We all know goalies are different. By nature, they must be.
Jordan Binnington got his first job at the age of 8, when he tried out for the Vaughan Rangers of the Greater Toronto Hockey League. He took a shot in the face. Didn't flinch. The coach skated over to his dad and told him he'd made the team.
"It must have been like, 'This guy's nuts. He's going to be our goalie,' " Binnington said.
The crazy part now is that Binnington and his brethren can't face shots. The NHL season has been paused since March 12 due to concerns surrounding the coronavirus.
Binnington of the St. Louis Blues, Braden Holtby of the Washington Capitals and Matt Murray of the Pittsburgh Penguins -- the past three goalies to win the Stanley Cup -- spoke on a video call arranged by the NHL on Monday, and it was clear their position has been uniquely affected by the situation.
NHL players have been self-quarantining for more than seven weeks, unable to train at their team facilities. Except for a few exceptions in Europe, they have been unable to skate, let alone practice.
At least forwards and defensemen can try inline skates. At least they can stickhandle and shoot on dry land. Some have synthetic ice. Lots have nets and targets.

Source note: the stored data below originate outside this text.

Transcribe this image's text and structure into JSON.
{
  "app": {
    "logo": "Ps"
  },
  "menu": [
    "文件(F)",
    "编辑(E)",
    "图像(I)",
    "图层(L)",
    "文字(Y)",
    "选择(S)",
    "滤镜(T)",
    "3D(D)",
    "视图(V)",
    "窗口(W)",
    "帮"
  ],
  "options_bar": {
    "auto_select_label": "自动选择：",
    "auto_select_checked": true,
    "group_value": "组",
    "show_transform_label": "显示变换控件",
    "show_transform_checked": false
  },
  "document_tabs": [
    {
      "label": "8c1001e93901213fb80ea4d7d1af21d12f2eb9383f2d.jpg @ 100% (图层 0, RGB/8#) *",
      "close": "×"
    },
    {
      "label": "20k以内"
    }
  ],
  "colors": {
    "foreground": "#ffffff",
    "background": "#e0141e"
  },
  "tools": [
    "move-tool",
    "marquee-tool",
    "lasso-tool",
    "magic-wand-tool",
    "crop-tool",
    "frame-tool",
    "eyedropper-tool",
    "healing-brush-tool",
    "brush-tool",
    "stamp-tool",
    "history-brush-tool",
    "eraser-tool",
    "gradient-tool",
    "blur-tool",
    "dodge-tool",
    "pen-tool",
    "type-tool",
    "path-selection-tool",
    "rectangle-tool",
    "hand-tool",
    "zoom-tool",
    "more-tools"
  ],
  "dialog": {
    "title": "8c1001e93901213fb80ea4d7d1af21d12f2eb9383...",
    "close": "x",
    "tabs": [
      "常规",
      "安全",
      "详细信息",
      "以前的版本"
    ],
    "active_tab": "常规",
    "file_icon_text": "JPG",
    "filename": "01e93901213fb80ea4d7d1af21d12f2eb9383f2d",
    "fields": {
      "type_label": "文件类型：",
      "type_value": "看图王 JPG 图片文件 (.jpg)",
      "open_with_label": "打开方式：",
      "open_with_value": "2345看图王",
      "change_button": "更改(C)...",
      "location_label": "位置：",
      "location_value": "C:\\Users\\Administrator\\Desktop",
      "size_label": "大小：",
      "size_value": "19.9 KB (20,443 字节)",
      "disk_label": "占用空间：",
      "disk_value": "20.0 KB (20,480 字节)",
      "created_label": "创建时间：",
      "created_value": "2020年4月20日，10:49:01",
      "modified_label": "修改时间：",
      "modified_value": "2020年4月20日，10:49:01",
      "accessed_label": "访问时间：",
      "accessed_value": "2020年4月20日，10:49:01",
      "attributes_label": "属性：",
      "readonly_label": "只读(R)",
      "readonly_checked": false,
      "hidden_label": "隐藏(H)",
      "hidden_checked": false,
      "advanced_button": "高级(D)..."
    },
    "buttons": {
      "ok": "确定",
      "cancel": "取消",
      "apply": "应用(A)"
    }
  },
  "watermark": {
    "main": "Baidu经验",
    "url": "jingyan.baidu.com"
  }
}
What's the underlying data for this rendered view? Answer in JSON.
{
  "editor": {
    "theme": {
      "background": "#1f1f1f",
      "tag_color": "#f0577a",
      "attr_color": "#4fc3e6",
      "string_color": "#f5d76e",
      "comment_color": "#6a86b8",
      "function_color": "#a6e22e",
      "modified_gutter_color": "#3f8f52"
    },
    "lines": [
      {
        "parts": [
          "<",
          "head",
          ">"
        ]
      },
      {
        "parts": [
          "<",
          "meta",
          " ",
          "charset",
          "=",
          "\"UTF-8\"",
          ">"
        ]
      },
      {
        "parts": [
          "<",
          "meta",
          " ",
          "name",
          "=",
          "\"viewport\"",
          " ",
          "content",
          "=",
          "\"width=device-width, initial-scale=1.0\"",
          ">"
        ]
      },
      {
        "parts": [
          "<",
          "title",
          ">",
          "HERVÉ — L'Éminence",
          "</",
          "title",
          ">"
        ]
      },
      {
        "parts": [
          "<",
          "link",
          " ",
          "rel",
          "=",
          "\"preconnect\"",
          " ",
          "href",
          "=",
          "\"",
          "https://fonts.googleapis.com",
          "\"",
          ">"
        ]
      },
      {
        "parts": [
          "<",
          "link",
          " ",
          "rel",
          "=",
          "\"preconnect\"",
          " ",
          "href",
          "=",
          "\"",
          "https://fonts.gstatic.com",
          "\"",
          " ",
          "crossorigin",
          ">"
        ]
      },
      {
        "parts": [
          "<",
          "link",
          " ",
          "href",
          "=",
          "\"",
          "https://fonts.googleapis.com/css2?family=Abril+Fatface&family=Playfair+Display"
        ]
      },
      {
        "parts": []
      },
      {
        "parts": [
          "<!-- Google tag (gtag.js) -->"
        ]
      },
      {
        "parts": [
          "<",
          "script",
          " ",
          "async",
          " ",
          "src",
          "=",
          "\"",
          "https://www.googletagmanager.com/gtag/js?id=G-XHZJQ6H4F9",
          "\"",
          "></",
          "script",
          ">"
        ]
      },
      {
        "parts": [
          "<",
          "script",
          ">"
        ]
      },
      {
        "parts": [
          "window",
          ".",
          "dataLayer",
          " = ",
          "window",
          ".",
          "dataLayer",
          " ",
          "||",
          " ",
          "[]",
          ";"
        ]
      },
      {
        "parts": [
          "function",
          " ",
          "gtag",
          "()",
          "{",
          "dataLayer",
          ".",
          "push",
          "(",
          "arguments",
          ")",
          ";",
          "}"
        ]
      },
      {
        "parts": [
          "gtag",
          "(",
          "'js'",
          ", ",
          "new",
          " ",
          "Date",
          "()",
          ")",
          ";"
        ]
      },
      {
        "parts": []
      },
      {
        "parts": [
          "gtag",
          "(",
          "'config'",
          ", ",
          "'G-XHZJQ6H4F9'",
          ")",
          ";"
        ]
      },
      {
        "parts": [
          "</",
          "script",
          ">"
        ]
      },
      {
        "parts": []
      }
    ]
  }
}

Goalies? They have the hardest time recreating the demands of their job. There is nothing quite like trying to stop a disc of vulcanized rubber rocketing through the air while you're on ice balancing on thin steel blades.
Video: Murray, Holtby, Binnington discuss NHL Pause
Holtby has been at home in the Washington area, staying busy with his two kids.
"I'm not doing much right now, to be honest," Holtby said. "In the summer, I take a few months off completely, anyways, just to try and get my mind completely away from everything. So, it's going to be tough once there's kind of a game plan."
Murray has been at his lake house north of Toronto, staying busy with his two dogs. He said one of the reasons he's there is the home has a gym.
"The same thing [as Holtby], though," Murray said. "Not doing too much. Just maybe throwing a tennis ball off the wall here or there. Just trying to keep the body in shape and making sure that my body's ready for when we start back up again."
Binnington has been at his condo in the St. Louis area, going for walks, learning the guitar.
"At first, I was working out a little bit, thinking it was going to be a short-term thing," Binnington said. "And then after you kind of realize it's going to be a little bit longer, I took some time for myself and kind of gave the mind a little break and picked it back up. I'm just doing what I can. Like they're saying, I think we're all in the same boat. You've got to get creative with what you're doing."
Imagine coming back to practice to face Capitals forward Alex Ovechkin taking his trademark shot from the left circle.
"It doesn't go where it's supposed to," Holtby said. "It's like a pitcher in baseball throws a 95-mile-an-hour knuckleball. It's just … it moves like crazy."
Now imagine coming back to a game to face Ovechkin.
"Just kind of like [Holtby] said, it's like a knuckleball, honestly," Murray said. "It's like … probably because of that huge toe curve he uses. But sometimes it, like, drops a foot or a foot and a half. Sometimes it wobbles midair. Sometimes it starts off going high glove side and dips and curves low blocker. Like, it's crazy the movement that he has on his shot and the speed behind it too."
How do you stay ready for that under these circumstances? Well, you don't. You can't.
And that's one of the reasons the NHL will take its time if and when it resumes the season.
The NHL and the NHL Players' Association created a Return to Play Committee of executives and players to discuss issues like these. NHL Commissioner Gary Bettman has said there are two safety concerns for all players: one, protecting them from the coronavirus, and two, making sure they're in game shape before they play again.
The first step toward returning to play would be for players to train in small groups at team facilities. Even then, it would be difficult for goalies to see the type of shots they need. But the next step would be a training camp of about three weeks.
"It's going to be difficult," Holtby said. "But we're all going to be in the same position, so I think everyone will just make the most of it, try and figure out a way to do the best we can."
Binnington isn't flinching. Does he look nervous?
"I think that we'll have ample time to kind of turn it back up when need be," he said.